Windows 11 Enterprise

  • Bis zu 365 Tage Verzögerung für Feature-Updates sind möglich. Feature-Updaten fügen Windows neue Funktionen hinzu, sie sind nicht sicherheitskritisch.
  • Hotpatch-Updates ab 24H2 oder höher verfügbar: Updates benötigen keinen Neustart. [Microsoft Intune oder Windows Autopatch werden vorausgesetzt].

Optional-, Pflicht- & Notfall-Updates: Windows 11 Update-Terminologie

1. Optional: Vorschau-Update (Preview Update)

Ein Vorschau-Update wird typischerweise etwa eine Woche vor dem regulären PatchTuesday veröffentlicht. IT-Admins oder auch interessierte User:innen können Updates frühzeitig testen. Ein Rollback ist möglich, wenn es nicht funktionieren sollte.

2. Pflicht: Kumulatives Update (Cumulative Update)
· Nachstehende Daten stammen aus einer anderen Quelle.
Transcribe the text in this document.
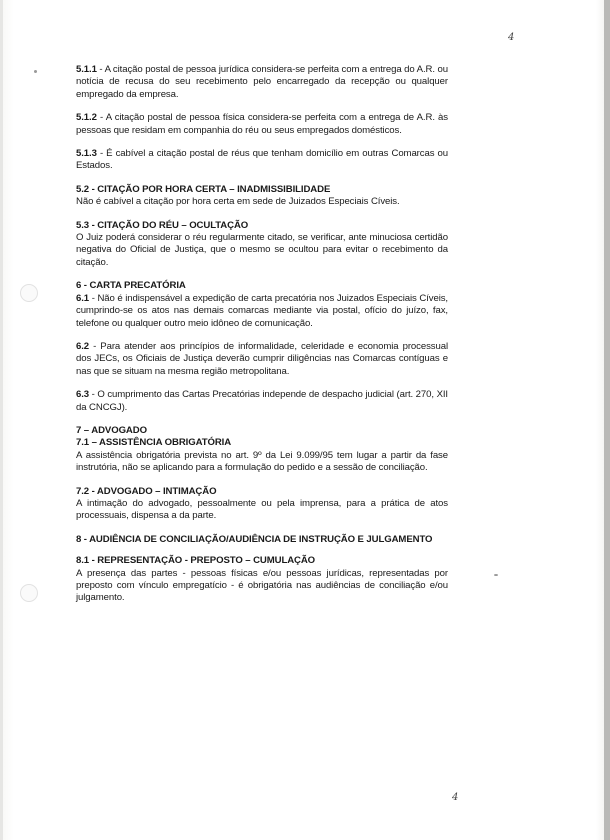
4

5.1.1 - A citação postal de pessoa jurídica considera-se perfeita com a entrega do A.R. ou notícia de recusa do seu recebimento pelo encarregado da recepção ou qualquer empregado da empresa.

5.1.2 - A citação postal de pessoa física considera-se perfeita com a entrega de A.R. às pessoas que residam em companhia do réu ou seus empregados domésticos.

5.1.3 - É cabível a citação postal de réus que tenham domicílio em outras Comarcas ou Estados.

5.2 - CITAÇÃO POR HORA CERTA – INADMISSIBILIDADE
Não é cabível a citação por hora certa em sede de Juizados Especiais Cíveis.

5.3 - CITAÇÃO DO RÉU – OCULTAÇÃO
O Juiz poderá considerar o réu regularmente citado, se verificar, ante minuciosa certidão negativa do Oficial de Justiça, que o mesmo se ocultou para evitar o recebimento da citação.

6 - CARTA PRECATÓRIA
6.1 - Não é indispensável a expedição de carta precatória nos Juizados Especiais Cíveis, cumprindo-se os atos nas demais comarcas mediante via postal, ofício do juízo, fax, telefone ou qualquer outro meio idôneo de comunicação.

6.2 - Para atender aos princípios de informalidade, celeridade e economia processual dos JECs, os Oficiais de Justiça deverão cumprir diligências nas Comarcas contíguas e nas que se situam na mesma região metropolitana.

6.3 - O cumprimento das Cartas Precatórias independe de despacho judicial (art. 270, XII da CNCGJ).

7 – ADVOGADO
7.1 – ASSISTÊNCIA OBRIGATÓRIA
A assistência obrigatória prevista no art. 9º da Lei 9.099/95 tem lugar a partir da fase instrutória, não se aplicando para a formulação do pedido e a sessão de conciliação.

7.2 - ADVOGADO – INTIMAÇÃO
A intimação do advogado, pessoalmente ou pela imprensa, para a prática de atos processuais, dispensa a da parte.

8 - AUDIÊNCIA DE CONCILIAÇÃO/AUDIÊNCIA DE INSTRUÇÃO E JULGAMENTO

8.1 - REPRESENTAÇÃO - PREPOSTO – CUMULAÇÃO
A presença das partes - pessoas físicas e/ou pessoas jurídicas, representadas por preposto com vínculo empregatício - é obrigatória nas audiências de conciliação e/ou julgamento.

4
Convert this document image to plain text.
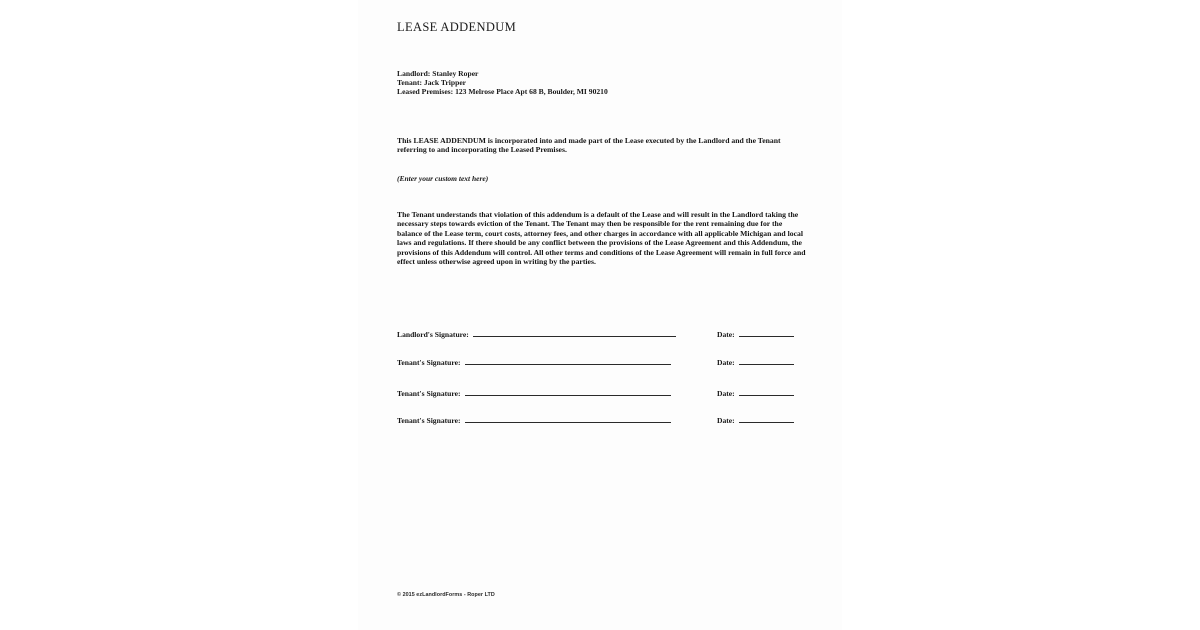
LEASE ADDENDUM
Landlord: Stanley Roper
Tenant: Jack Tripper
Leased Premises: 123 Melrose Place Apt 68 B, Boulder, MI 90210
This LEASE ADDENDUM is incorporated into and made part of the Lease executed by the Landlord and the Tenant referring to and incorporating the Leased Premises.
(Enter your custom text here)
The Tenant understands that violation of this addendum is a default of the Lease and will result in the Landlord taking the necessary steps towards eviction of the Tenant. The Tenant may then be responsible for the rent remaining due for the balance of the Lease term, court costs, attorney fees, and other charges in accordance with all applicable Michigan and local laws and regulations. If there should be any conflict between the provisions of the Lease Agreement and this Addendum, the provisions of this Addendum will control. All other terms and conditions of the Lease Agreement will remain in full force and effect unless otherwise agreed upon in writing by the parties.
Landlord's Signature:	Date:
Tenant's Signature:	Date:
Tenant's Signature:	Date:
Tenant's Signature:	Date:
© 2015 ezLandlordForms - Roper LTD
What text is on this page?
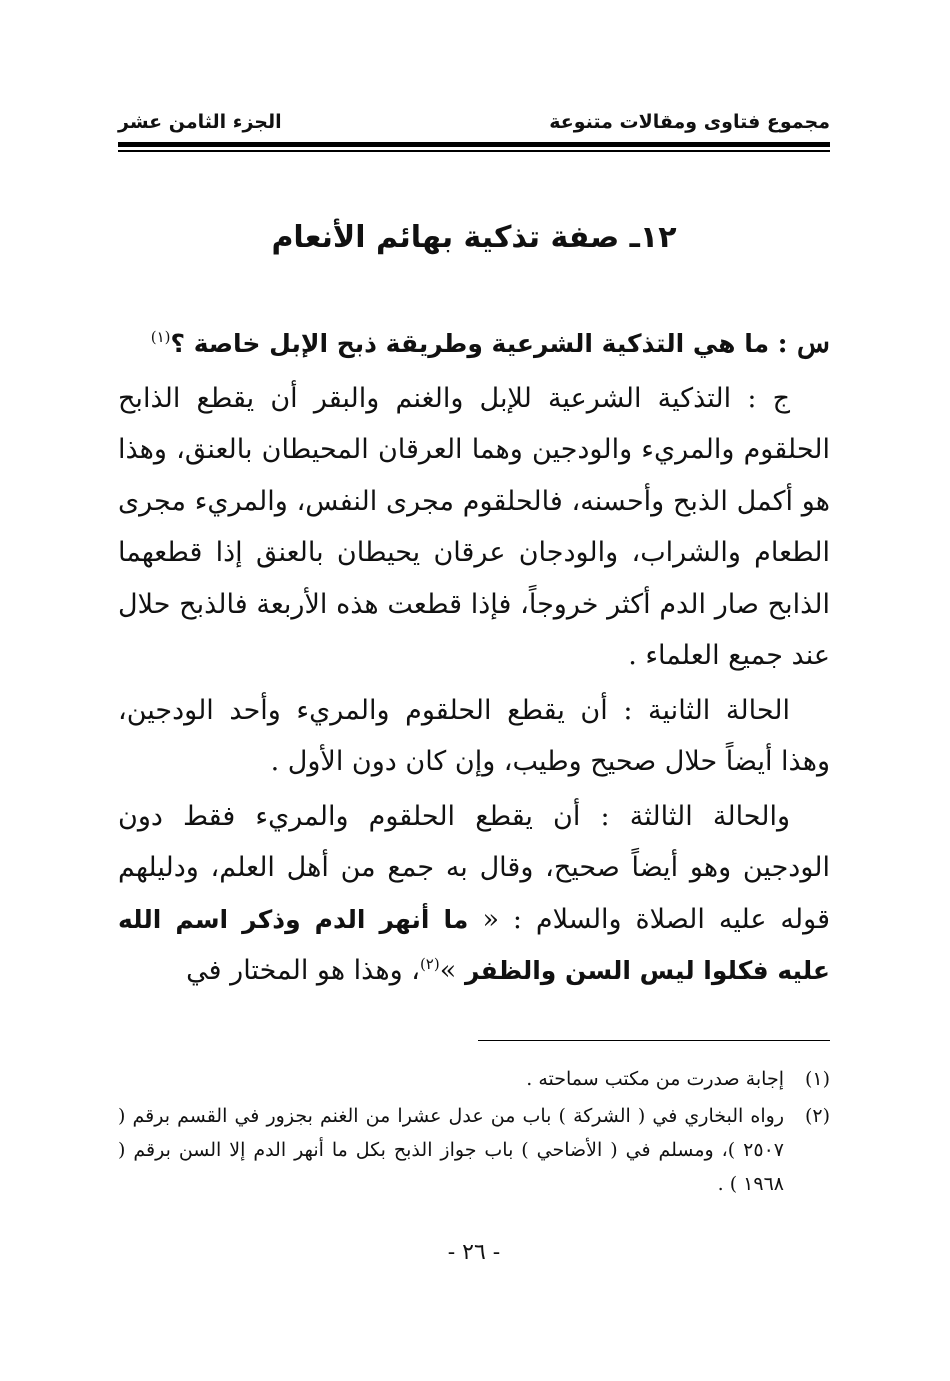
مجموع فتاوى ومقالات متنوعة
الجزء الثامن عشر
١٢ـ صفة تذكية بهائم الأنعام

س : ما هي التذكية الشرعية وطريقة ذبح الإبل خاصة ؟$^{(١)}$

ج : التذكية الشرعية للإبل والغنم والبقر أن يقطع الذابح الحلقوم والمريء والودجين وهما العرقان المحيطان بالعنق، وهذا هو أكمل الذبح وأحسنه، فالحلقوم مجرى النفس، والمريء مجرى الطعام والشراب، والودجان عرقان يحيطان بالعنق إذا قطعهما الذابح صار الدم أكثر خروجاً، فإذا قطعت هذه الأربعة فالذبح حلال عند جميع العلماء .

الحالة الثانية : أن يقطع الحلقوم والمريء وأحد الودجين، وهذا أيضاً حلال صحيح وطيب، وإن كان دون الأول .

والحالة الثالثة : أن يقطع الحلقوم والمريء فقط دون الودجين وهو أيضاً صحيح، وقال به جمع من أهل العلم، ودليلهم قوله عليه الصلاة والسلام : « ما أنهر الدم وذكر اسم الله عليه فكلوا ليس السن والظفر »$^{(٢)}$، وهذا هو المختار في

(١)
إجابة صدرت من مكتب سماحته .
(٢)
رواه البخاري في ( الشركة ) باب من عدل عشرا من الغنم بجزور في القسم برقم ( ٢٥٠٧ )، ومسلم في ( الأضاحي ) باب جواز الذبح بكل ما أنهر الدم إلا السن برقم ( ١٩٦٨ ) .
- ٢٦ -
Das Kumulative Update ist das Standard-Qualitätsupdate für Windows, das alle bisherigen Patches seit dem letzten Feature-Update enthält. Sicherheitslücken werden geschlossen, Fehler behoben sowie Performance und Systemstabilität verbessert. Zur Identifikation werden die Updates (KB5079420) und das System-Build (26200.8037) numeriert (in Klammern: März-PatchDay 2026 für 25H2).

In der Regel ist der 2. Dienstag im Monat PatchDay (oder auch PatchTuesday). Deutschland erreichen die Updates gegen Abend.

3. Notfall: Out-of-Band-Updates (OOB)

OOB-Updates erreichen Nutzer:innen außerhalb des regulären Update-Zyklus. Damit werden kritische Sicherheitslücken geschlossen, die oftmals bereits aktiv angegriffen werden und eine sofortige Intervention erfordern. Diese Updates werden sehr schnell veröffentlicht, oft vergehen keine 24 Stunden. Und ja: Da es bei Microsoft schnell gehen muss, haben diese Updates eine höhere Fehlerquote. Dennoch: Auch Sie sollten diese Updates bei akuter Bedrohung zügigst übernehmen.